Blitz in via Pecetta, sgomberato campo rom

Le ruspe del Comune abbattono l’ultima baracca. Cinque ore e passa di lavoro per gli uomini del nucleo di pronto intervento. Dietro lasciano macerie, detriti e topi: ingredienti da campo nomadi. Come quello di via Pecetta, a due passi da piazzale Lugano: insediamento spazzato via, segnale che continua l’operazione di «normalizzazione» voluta da Palazzo Marino.

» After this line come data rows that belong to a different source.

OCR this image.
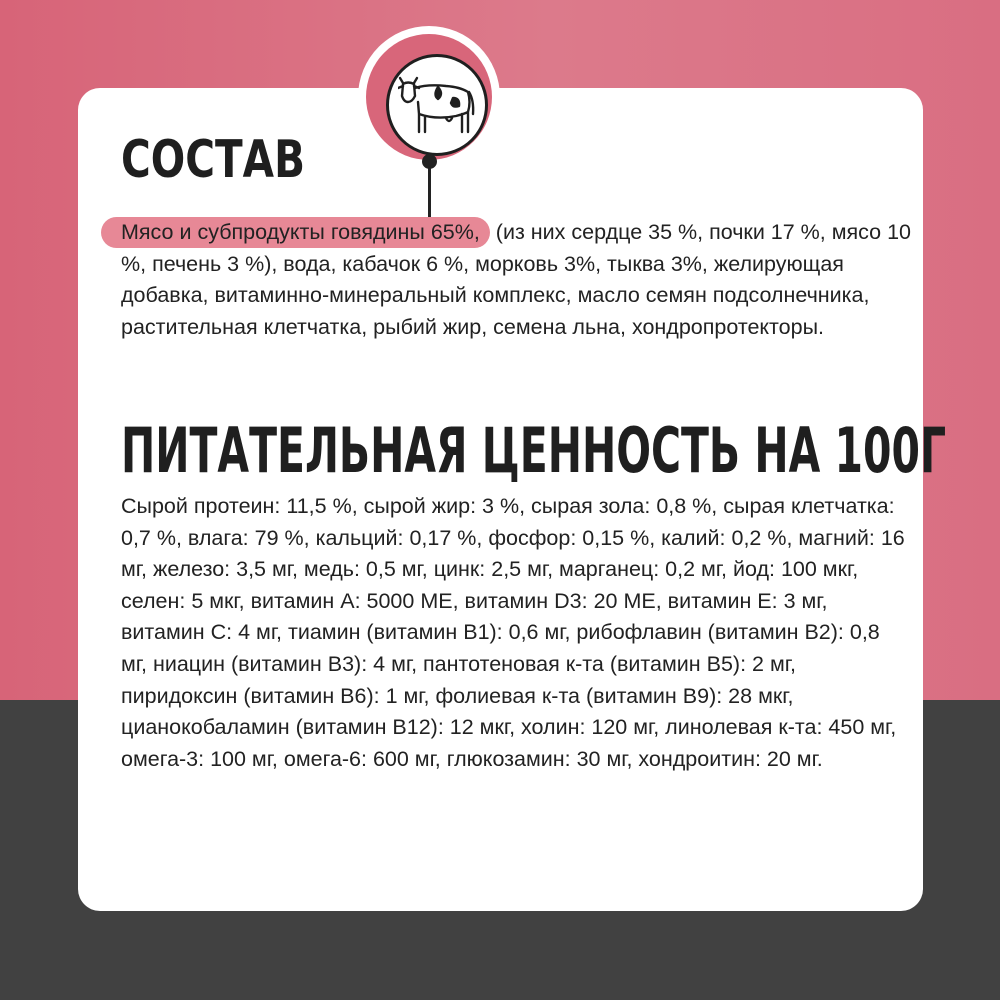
СОСТАВ

Мясо и субпродукты говядины 65%, (из них сердце 35 %, почки 17 %, мясо 10 %, печень 3 %), вода, кабачок 6 %, морковь 3%, тыква 3%, желирующая добавка, витаминно-минеральный комплекс, масло семян подсолнечника, растительная клетчатка, рыбий жир, семена льна, хондропротекторы.

ПИТАТЕЛЬНАЯ ЦЕННОСТЬ НА 100Г

Сырой протеин: 11,5 %, сырой жир: 3 %, сырая зола: 0,8 %, сырая клетчатка: 0,7 %, влага: 79 %, кальций: 0,17 %, фосфор: 0,15 %, калий: 0,2 %, магний: 16 мг, железо: 3,5 мг, медь: 0,5 мг, цинк: 2,5 мг, марганец: 0,2 мг, йод: 100 мкг, селен: 5 мкг, витамин А: 5000 МЕ, витамин D3: 20 МЕ, витамин Е: 3 мг, витамин С: 4 мг, тиамин (витамин В1): 0,6 мг, рибофлавин (витамин В2): 0,8 мг, ниацин (витамин В3): 4 мг, пантотеновая к-та (витамин В5): 2 мг, пиридоксин (витамин В6): 1 мг, фолиевая к-та (витамин В9): 28 мкг, цианокобаламин (витамин В12): 12 мкг, холин: 120 мг, линолевая к-та: 450 мг, омега-3: 100 мг, омега-6: 600 мг, глюкозамин: 30 мг, хондроитин: 20 мг.
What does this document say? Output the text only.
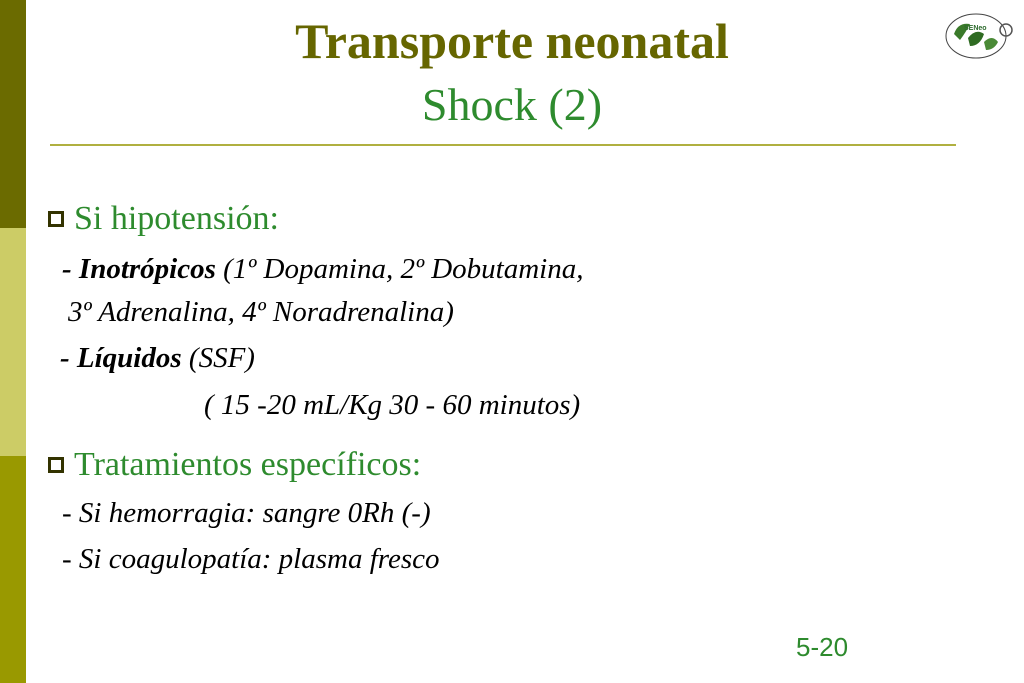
Transporte neonatal
Shock (2)
SENeo
Si hipotensión:
- Inotrópicos (1º Dopamina, 2º Dobutamina,
3º Adrenalina, 4º Noradrenalina)
- Líquidos (SSF)
( 15 -20 mL/Kg 30 - 60 minutos)
Tratamientos específicos:
- Si hemorragia: sangre 0Rh (-)
- Si coagulopatía: plasma fresco
5-20
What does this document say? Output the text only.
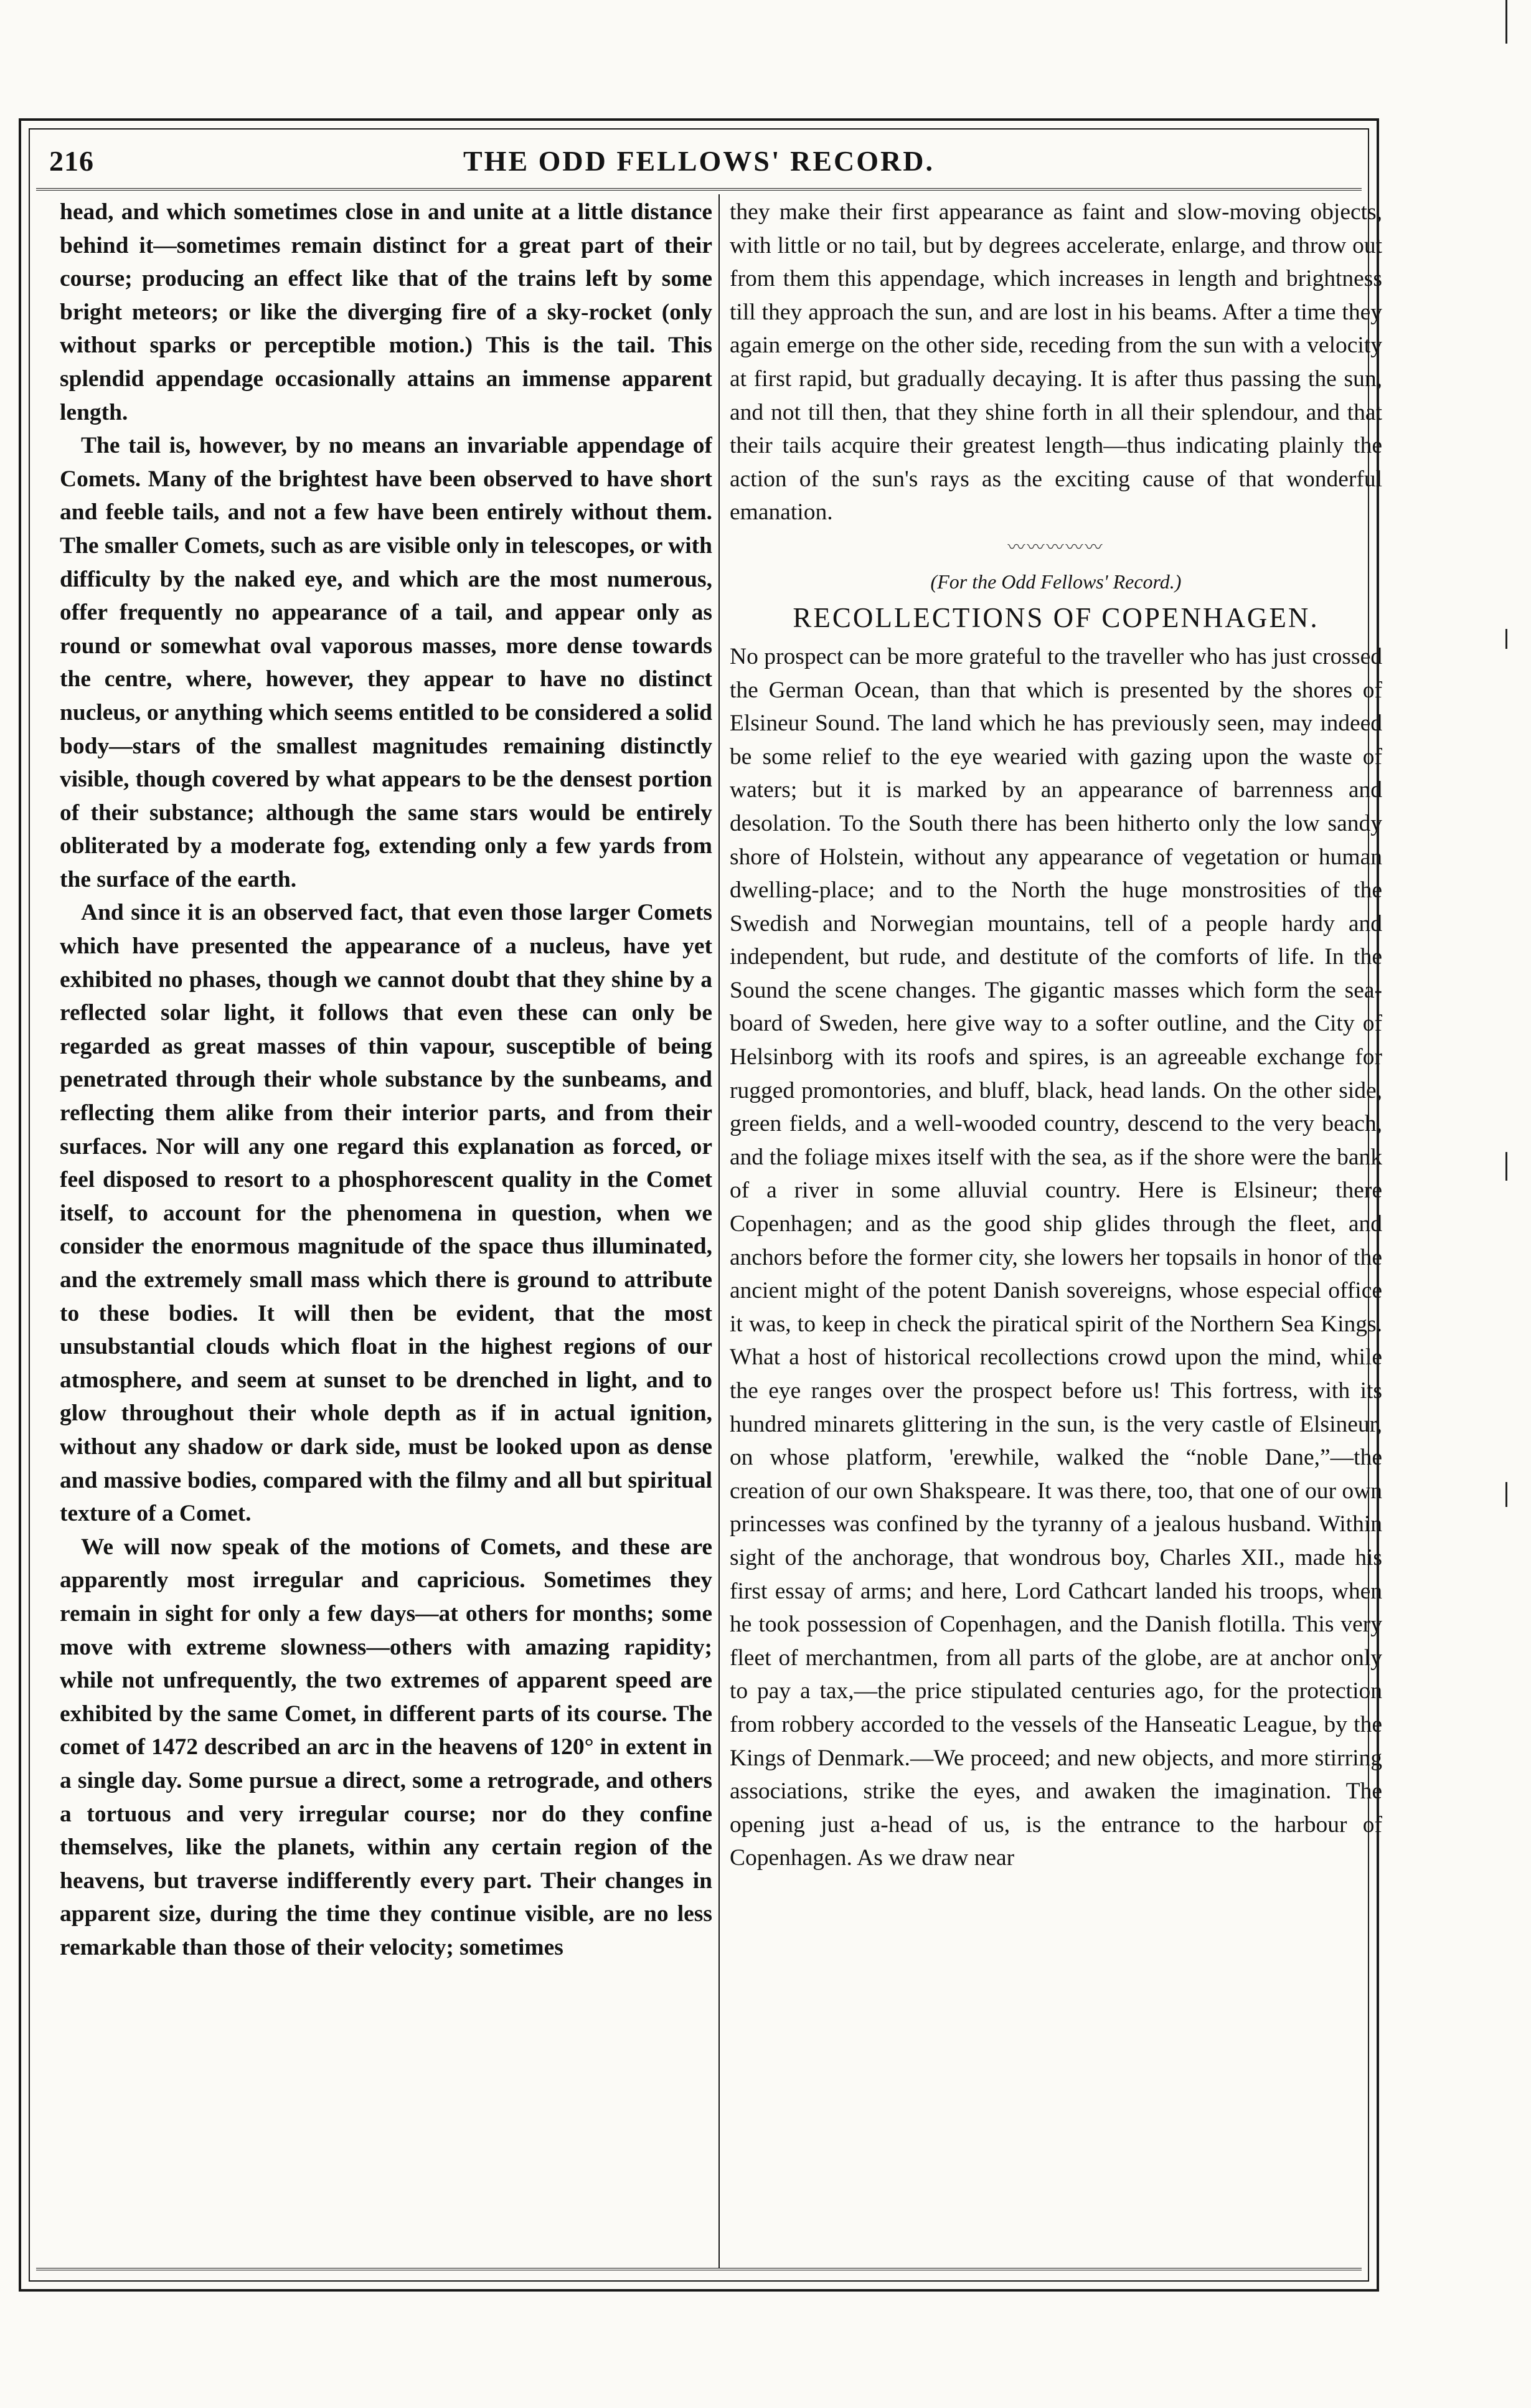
216	THE ODD FELLOWS' RECORD.

head, and which sometimes close in and unite at a little distance behind it—sometimes remain distinct for a great part of their course; producing an effect like that of the trains left by some bright meteors; or like the diverging fire of a sky-rocket (only without sparks or perceptible motion.) This is the tail. This splendid appendage occasionally attains an immense apparent length.

The tail is, however, by no means an invariable appendage of Comets. Many of the brightest have been observed to have short and feeble tails, and not a few have been entirely without them. The smaller Comets, such as are visible only in telescopes, or with difficulty by the naked eye, and which are the most numerous, offer frequently no appearance of a tail, and appear only as round or somewhat oval vaporous masses, more dense towards the centre, where, however, they appear to have no distinct nucleus, or anything which seems entitled to be considered a solid body—stars of the smallest magnitudes remaining distinctly visible, though covered by what appears to be the densest portion of their substance; although the same stars would be entirely obliterated by a moderate fog, extending only a few yards from the surface of the earth.

And since it is an observed fact, that even those larger Comets which have presented the appearance of a nucleus, have yet exhibited no phases, though we cannot doubt that they shine by a reflected solar light, it follows that even these can only be regarded as great masses of thin vapour, susceptible of being penetrated through their whole substance by the sunbeams, and reflecting them alike from their interior parts, and from their surfaces. Nor will any one regard this explanation as forced, or feel disposed to resort to a phosphorescent quality in the Comet itself, to account for the phenomena in question, when we consider the enormous magnitude of the space thus illuminated, and the extremely small mass which there is ground to attribute to these bodies. It will then be evident, that the most unsubstantial clouds which float in the highest regions of our atmosphere, and seem at sunset to be drenched in light, and to glow throughout their whole depth as if in actual ignition, without any shadow or dark side, must be looked upon as dense and massive bodies, compared with the filmy and all but spiritual texture of a Comet.

We will now speak of the motions of Comets, and these are apparently most irregular and capricious. Sometimes they remain in sight for only a few days—at others for months; some move with extreme slowness—others with amazing rapidity; while not unfrequently, the two extremes of apparent speed are exhibited by the same Comet, in different parts of its course. The comet of 1472 described an arc in the heavens of 120° in extent in a single day. Some pursue a direct, some a retrograde, and others a tortuous and very irregular course; nor do they confine themselves, like the planets, within any certain region of the heavens, but traverse indifferently every part. Their changes in apparent size, during the time they continue visible, are no less remarkable than those of their velocity; sometimes

they make their first appearance as faint and slow-moving objects, with little or no tail, but by degrees accelerate, enlarge, and throw out from them this appendage, which increases in length and brightness till they approach the sun, and are lost in his beams. After a time they again emerge on the other side, receding from the sun with a velocity at first rapid, but gradually decaying. It is after thus passing the sun, and not till then, that they shine forth in all their splendour, and that their tails acquire their greatest length—thus indicating plainly the action of the sun's rays as the exciting cause of that wonderful emanation.

〰〰〰〰〰

(For the Odd Fellows' Record.)

RECOLLECTIONS OF COPENHAGEN.

No prospect can be more grateful to the traveller who has just crossed the German Ocean, than that which is presented by the shores of Elsineur Sound. The land which he has previously seen, may indeed be some relief to the eye wearied with gazing upon the waste of waters; but it is marked by an appearance of barrenness and desolation. To the South there has been hitherto only the low sandy shore of Holstein, without any appearance of vegetation or human dwelling-place; and to the North the huge monstrosities of the Swedish and Norwegian mountains, tell of a people hardy and independent, but rude, and destitute of the comforts of life. In the Sound the scene changes. The gigantic masses which form the sea-board of Sweden, here give way to a softer outline, and the City of Helsinborg with its roofs and spires, is an agreeable exchange for rugged promontories, and bluff, black, head lands. On the other side, green fields, and a well-wooded country, descend to the very beach, and the foliage mixes itself with the sea, as if the shore were the bank of a river in some alluvial country. Here is Elsineur; there Copenhagen; and as the good ship glides through the fleet, and anchors before the former city, she lowers her topsails in honor of the ancient might of the potent Danish sovereigns, whose especial office it was, to keep in check the piratical spirit of the Northern Sea Kings. What a host of historical recollections crowd upon the mind, while the eye ranges over the prospect before us! This fortress, with its hundred minarets glittering in the sun, is the very castle of Elsineur, on whose platform, 'erewhile, walked the “noble Dane,”—the creation of our own Shakspeare. It was there, too, that one of our own princesses was confined by the tyranny of a jealous husband. Within sight of the anchorage, that wondrous boy, Charles XII., made his first essay of arms; and here, Lord Cathcart landed his troops, when he took possession of Copenhagen, and the Danish flotilla. This very fleet of merchantmen, from all parts of the globe, are at anchor only to pay a tax,—the price stipulated centuries ago, for the protection from robbery accorded to the vessels of the Hanseatic League, by the Kings of Denmark.—We proceed; and new objects, and more stirring associations, strike the eyes, and awaken the imagination. The opening just a-head of us, is the entrance to the harbour of Copenhagen. As we draw near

«Si va avanti con lo smantellamento progressivo di tutti i campi abusivi presenti sul territorio cittadino» osserva Guido Manca: «Lo chiedono i milanesi che non ne possono più delle situazioni anomale, quelle che creano allarme per le condizioni igienico-sanitarie e per il degrado che le circonda». Dichiarazione che l’assessore alla Sicurezza fa seguire dall’impegno di «riordino dei campi nomadi regolari, primo tra tutti quello di via Triboniano». Operazione che, come quella di via Pecetta, si svolgerà in modo indolore. Aggettivo spesso inapplicato in casi d’emergenza ma che, ieri, è stato messo in pratica dall’intervento coordinato della Questura con il Comune e le Ferrovie dello Stato. Proprietari, quest’ultimi, dell’area trasformata in favelas da centocinquanta rom che, nei giorni scorsi, si erano spontaneamente allontanati dopo che le forze dell’ordine avevano provveduto a controllare le presenze. Come dire: censimento preventivo dei rom, con tanto di espulsione quelli trovati sprovvisti dei documenti o, comunque, non in regola con la legge Bossi-Fini. E, ora, lo smantellamento del campo seguito dalla bonifica e dalla messa in sicurezza dell’area.
Tutto come da copione, mentre ancora s’attende che la Provincia di Milano onori le promesse fatte in sede prefettizia: trovare una sistemazione per i settantanove nomadi sgomberati da via Capo Rizzuto. Ipotesi rimandata a settembre, quando il governo di centrosinistra di via Vivaio ritorna dal mare.